Alleyn began to walk about the room, found this jolted his jaw and sat on his bed. “Br’er Fox,”, hesaid, “there’s that child. Prunella. We can’t possibly risk her hearing of it by accident.”
“The whole story?”
“Upon my soul,” Alleyn said after a long pause, “I’m not at all sure I won’t have recourse to your preposterous golden watch, or its equivalent. Look, I’ll drop you in the village and get you to call on the Vicar and tell him.”
“Some tarradiddle? Or what?” Fox asked.
“The truth but not the whole truth about what we hope to find. Hope!” said Alleyn distastefully. “What a word!”
“I see what you mean. Without wishing to pester—” Fox began. To his surprise and gratification Alleyn gave him a smack on the shoulder.
“All right, fuss-pot,” he said, “fat-faced but fit as a flea, that’s me. Come on.”

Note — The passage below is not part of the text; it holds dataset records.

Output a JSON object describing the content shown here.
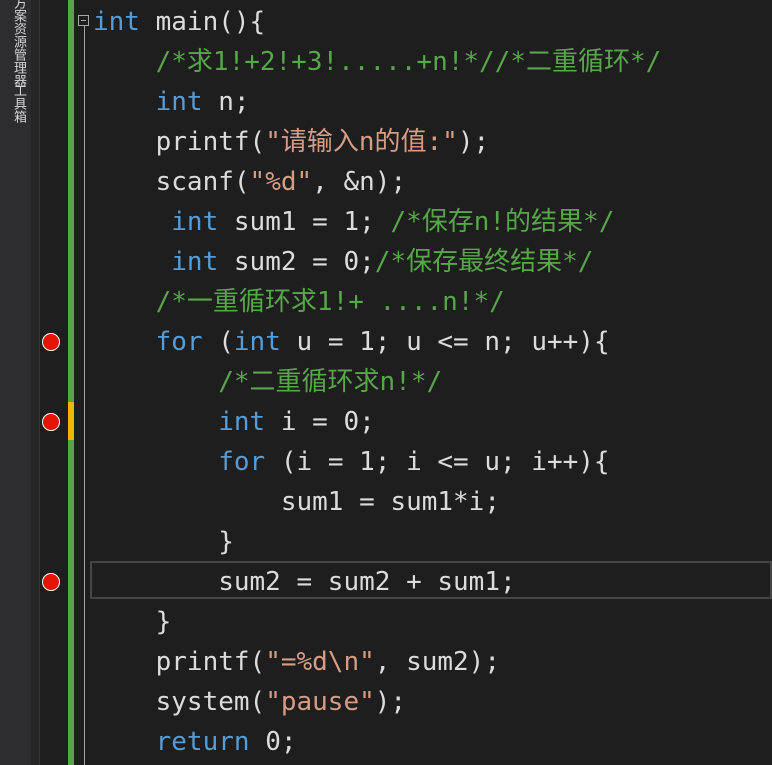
{
  "sidebar": {
    "solution_explorer_label": "方案资源管理器",
    "toolbox_label": "工具箱"
  },
  "editor": {
    "colors": {
      "background": "#1e1e1e",
      "keyword": "#569cd6",
      "comment": "#57a64a",
      "string": "#d69d85",
      "text": "#dcdcdc",
      "breakpoint": "#e51400",
      "change_saved": "#57a64a",
      "change_unsaved": "#efb700"
    },
    "lines": [
      [
        {
          "t": "int",
          "c": "kw"
        },
        {
          "t": " main(){",
          "c": ""
        }
      ],
      [
        {
          "t": "    /*求1!+2!+3!.....+n!*//*二重循环*/",
          "c": "cm"
        }
      ],
      [
        {
          "t": "    ",
          "c": ""
        },
        {
          "t": "int",
          "c": "kw"
        },
        {
          "t": " n;",
          "c": ""
        }
      ],
      [
        {
          "t": "    printf(",
          "c": ""
        },
        {
          "t": "\"请输入n的值:\"",
          "c": "str"
        },
        {
          "t": ");",
          "c": ""
        }
      ],
      [
        {
          "t": "    scanf(",
          "c": ""
        },
        {
          "t": "\"%d\"",
          "c": "str"
        },
        {
          "t": ", &n);",
          "c": ""
        }
      ],
      [
        {
          "t": "     ",
          "c": ""
        },
        {
          "t": "int",
          "c": "kw"
        },
        {
          "t": " sum1 = 1; ",
          "c": ""
        },
        {
          "t": "/*保存n!的结果*/",
          "c": "cm"
        }
      ],
      [
        {
          "t": "     ",
          "c": ""
        },
        {
          "t": "int",
          "c": "kw"
        },
        {
          "t": " sum2 = 0;",
          "c": ""
        },
        {
          "t": "/*保存最终结果*/",
          "c": "cm"
        }
      ],
      [
        {
          "t": "    /*一重循环求1!+ ....n!*/",
          "c": "cm"
        }
      ],
      [
        {
          "t": "    ",
          "c": ""
        },
        {
          "t": "for",
          "c": "kw"
        },
        {
          "t": " (",
          "c": ""
        },
        {
          "t": "int",
          "c": "kw"
        },
        {
          "t": " u = 1; u <= n; u++){",
          "c": ""
        }
      ],
      [
        {
          "t": "        /*二重循环求n!*/",
          "c": "cm"
        }
      ],
      [
        {
          "t": "        ",
          "c": ""
        },
        {
          "t": "int",
          "c": "kw"
        },
        {
          "t": " i = 0;",
          "c": ""
        }
      ],
      [
        {
          "t": "        ",
          "c": ""
        },
        {
          "t": "for",
          "c": "kw"
        },
        {
          "t": " (i = 1; i <= u; i++){",
          "c": ""
        }
      ],
      [
        {
          "t": "            sum1 = sum1*i;",
          "c": ""
        }
      ],
      [
        {
          "t": "        }",
          "c": ""
        }
      ],
      [
        {
          "t": "        sum2 = sum2 + sum1;",
          "c": ""
        }
      ],
      [
        {
          "t": "    }",
          "c": ""
        }
      ],
      [
        {
          "t": "    printf(",
          "c": ""
        },
        {
          "t": "\"=%d\\n\"",
          "c": "str"
        },
        {
          "t": ", sum2);",
          "c": ""
        }
      ],
      [
        {
          "t": "    system(",
          "c": ""
        },
        {
          "t": "\"pause\"",
          "c": "str"
        },
        {
          "t": ");",
          "c": ""
        }
      ],
      [
        {
          "t": "    ",
          "c": ""
        },
        {
          "t": "return",
          "c": "kw"
        },
        {
          "t": " 0;",
          "c": ""
        }
      ]
    ],
    "breakpoints_on_lines": [
      9,
      11,
      15
    ],
    "unsaved_change_lines": [
      11
    ],
    "current_line": 15
  }
}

So he drove Fox to the parsonage and continued up Long Lane, passing the gap in the hedge. He looked up at the church and saw three small boys and two women come round from behind the chancel end. There was something self-conscious about the manner of the women’s gait and their unconvincing way of pointing out a slanting headstone to each other.